Wang Weiwei, Lin Feifei, Zhang Chen, Chang Xiaotian, Wang Gang, Feng Lei
Beijing Key Laboratory of Mental Disorders, Beijing Anding Hospital, National Clinical Research Center for Mental Disorders & National Center for Mental Disorders, Capital Medical University, 5 Ankang Lane, Xicheng District, Beijing, 100088, China.
Department of Epidemiology and Biostatistics, School of Public Health, Peking University, 38 Xueyuan Road, Haidian District, Beijing, 100191, China.
BMC Public Health. 2025 Jul 12;25(1):2441. doi: 10.1186/s12889-025-23675-3.
Loneliness was associated with an elevated risk of diabetes among initially healthy people in recent studies, whether this association remains among individuals with prediabetes is unknown. This study aimed to assess the longitudinal association between loneliness and progression from prediabetes to diabetes, and whether restless sleep could mediate the potential association.
This study used data of 4,296 adults with prediabetes from the China Health and Retirement Longitudinal Study (CHARLS), a national community-based cohort from 2011 to 2020. Loneliness was measured by a 4-point question derived from the Centre for Epidemiological Studies Depression Scale. The outcome was incident diabetes identified by a self-reported diabetes diagnosis or treatment with glucose-lowering medication. Interval-censored Cox regression models were used to investigate the associations and generalized structural equations models were used to estimate the mediation effect. Covariates included baseline age, sex, education, marriage, insurance, living area, smoking, drinking, physical activity, BMI, handgrip strength, social activity, dyslipidemia, hypertension, lipid-lowering drugs, antihypertensive agents, renal or hepatic impairment, and baseline HbA1c level.
A total of 4,296 participants were included in this study.
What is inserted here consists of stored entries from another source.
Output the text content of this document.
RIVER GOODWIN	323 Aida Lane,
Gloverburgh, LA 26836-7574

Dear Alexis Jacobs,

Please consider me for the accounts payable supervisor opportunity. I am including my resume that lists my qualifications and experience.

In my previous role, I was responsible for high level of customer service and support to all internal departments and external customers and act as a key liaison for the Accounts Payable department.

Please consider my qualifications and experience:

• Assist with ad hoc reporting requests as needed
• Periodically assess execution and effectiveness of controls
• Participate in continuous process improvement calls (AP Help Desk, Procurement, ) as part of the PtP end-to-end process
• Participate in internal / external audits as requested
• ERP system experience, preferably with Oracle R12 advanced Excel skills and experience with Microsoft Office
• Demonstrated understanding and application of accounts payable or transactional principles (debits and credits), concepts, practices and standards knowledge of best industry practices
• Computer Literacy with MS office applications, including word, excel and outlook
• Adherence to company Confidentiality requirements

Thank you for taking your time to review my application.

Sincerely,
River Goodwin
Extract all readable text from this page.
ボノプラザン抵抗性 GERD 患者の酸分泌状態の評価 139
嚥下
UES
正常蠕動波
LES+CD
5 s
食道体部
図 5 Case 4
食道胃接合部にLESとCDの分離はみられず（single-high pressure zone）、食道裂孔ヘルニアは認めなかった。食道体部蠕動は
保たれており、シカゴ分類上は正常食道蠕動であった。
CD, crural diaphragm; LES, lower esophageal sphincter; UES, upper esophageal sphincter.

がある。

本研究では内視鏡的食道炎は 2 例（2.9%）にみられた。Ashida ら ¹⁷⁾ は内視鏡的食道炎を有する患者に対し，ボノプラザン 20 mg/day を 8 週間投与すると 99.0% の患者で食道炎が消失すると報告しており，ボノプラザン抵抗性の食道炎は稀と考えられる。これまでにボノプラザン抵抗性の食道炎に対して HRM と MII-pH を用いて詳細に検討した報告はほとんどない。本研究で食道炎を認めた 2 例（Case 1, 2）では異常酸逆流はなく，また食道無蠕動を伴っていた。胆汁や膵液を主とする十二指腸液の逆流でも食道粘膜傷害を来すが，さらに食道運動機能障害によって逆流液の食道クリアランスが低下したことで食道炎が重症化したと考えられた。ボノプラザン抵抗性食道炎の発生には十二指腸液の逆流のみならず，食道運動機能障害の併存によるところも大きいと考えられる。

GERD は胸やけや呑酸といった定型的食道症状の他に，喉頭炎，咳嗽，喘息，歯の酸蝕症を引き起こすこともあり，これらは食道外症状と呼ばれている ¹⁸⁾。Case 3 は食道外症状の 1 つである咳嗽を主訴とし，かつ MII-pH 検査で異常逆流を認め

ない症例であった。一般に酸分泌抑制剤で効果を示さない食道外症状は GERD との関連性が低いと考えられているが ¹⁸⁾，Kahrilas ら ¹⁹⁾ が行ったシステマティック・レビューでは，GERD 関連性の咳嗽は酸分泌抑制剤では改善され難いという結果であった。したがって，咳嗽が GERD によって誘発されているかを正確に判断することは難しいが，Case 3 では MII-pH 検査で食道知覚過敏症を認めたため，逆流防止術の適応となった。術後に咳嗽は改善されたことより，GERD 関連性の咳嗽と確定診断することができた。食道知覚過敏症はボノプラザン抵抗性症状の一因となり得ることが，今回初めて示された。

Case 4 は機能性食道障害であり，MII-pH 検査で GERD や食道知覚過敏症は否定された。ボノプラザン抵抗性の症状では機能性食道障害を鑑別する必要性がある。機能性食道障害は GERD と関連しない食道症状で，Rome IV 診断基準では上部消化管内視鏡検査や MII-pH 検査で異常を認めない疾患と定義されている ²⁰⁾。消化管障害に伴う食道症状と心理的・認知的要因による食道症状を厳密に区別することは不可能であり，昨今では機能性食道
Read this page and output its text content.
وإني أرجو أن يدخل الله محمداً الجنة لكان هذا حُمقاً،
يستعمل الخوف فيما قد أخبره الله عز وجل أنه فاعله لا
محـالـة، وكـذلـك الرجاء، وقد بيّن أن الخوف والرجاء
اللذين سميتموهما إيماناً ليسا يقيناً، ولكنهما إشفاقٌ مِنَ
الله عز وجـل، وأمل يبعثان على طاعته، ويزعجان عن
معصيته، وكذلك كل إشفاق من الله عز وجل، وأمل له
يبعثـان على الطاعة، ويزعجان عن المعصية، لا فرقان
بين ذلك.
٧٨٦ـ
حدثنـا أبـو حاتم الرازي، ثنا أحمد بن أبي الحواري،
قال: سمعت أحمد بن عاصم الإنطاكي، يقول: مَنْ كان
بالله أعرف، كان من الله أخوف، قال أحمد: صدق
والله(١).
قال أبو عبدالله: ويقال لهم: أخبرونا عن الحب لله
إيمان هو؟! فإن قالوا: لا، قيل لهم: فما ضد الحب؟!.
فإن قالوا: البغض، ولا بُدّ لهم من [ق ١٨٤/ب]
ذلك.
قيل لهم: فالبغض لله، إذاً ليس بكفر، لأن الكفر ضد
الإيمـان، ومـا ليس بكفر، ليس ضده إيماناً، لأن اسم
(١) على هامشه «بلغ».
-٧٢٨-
During a median follow-up period of 9 years, 658 (15.3%) diabetes were observed with an incidence rate of 19.8 per 1,000 person-years among the overall prediabetic participants. Loneliness was associated with a 26% higher risk of transition to diabetes (loneliness vs. non-loneliness: adjusted hazard ratio 1.26, 95% CI 1.05-1.52). Participants who experienced loneliness most frequently (5-7 days per week) had a 1.53-fold higher risk of incident diabetes (95% CI: 1.13-2.07) compared with those without feeling lonely. The association between loneliness and prediabetes progression was mediated by restless sleep.
Loneliness was independently associated with a higher hazard of progression from prediabetes to diabetes among middle-aged and older adults. Intervention on reducing the frequency of loneliness among the prediabetic population is warranted.
在最近的研究中,孤独与初始健康人群患糖尿病的风险升高有关,而这种关联在糖尿病前期个体中是否仍然存在尚不清楚。本研究旨在评估孤独与糖尿病前期向糖尿病进展之间的纵向关联,以及睡眠不安是否能介导这种潜在关联。
本研究使用了中国健康与养老追踪调查(CHARLS)中4296名糖尿病前期成年人的数据,这是一个基于全国社区的队列,时间跨度为2011年至2020年。孤独感通过取自流行病学研究中心抑郁量表的一个4分问题进行测量。结局指标是通过自我报告的糖尿病诊断或降糖药物治疗确定的新发糖尿病。采用区间删失Cox回归模型研究关联,并使用广义结构方程模型估计中介效应。协变量包括基线年龄、性别、教育程度、婚姻状况、保险、居住地区、吸烟、饮酒、身体活动、体重指数、握力、社交活动、血脂异常、高血压、降脂药物、抗高血压药物、肾或肝功能损害以及基线糖化血红蛋白水平。
本研究共纳入4296名参与者。在中位随访期9年期间,在所有糖尿病前期参与者中观察到658例(15.3%)糖尿病,发病率为每1000人年19.8例。孤独与向糖尿病转变的风险高26%相关(孤独与非孤独:调整后风险比1.26,95%置信区间1.05-1.52)。与没有感到孤独的参与者相比,最频繁经历孤独的参与者(每周5-7天)患新发糖尿病的风险高1.53倍(95%置信区间:1.13-2.07)。孤独与糖尿病前期进展之间的关联由睡眠不安介导。
孤独与中老年人群从糖尿病前期进展为糖尿病的较高风险独立相关。有必要对糖尿病前期人群减少孤独频率进行干预。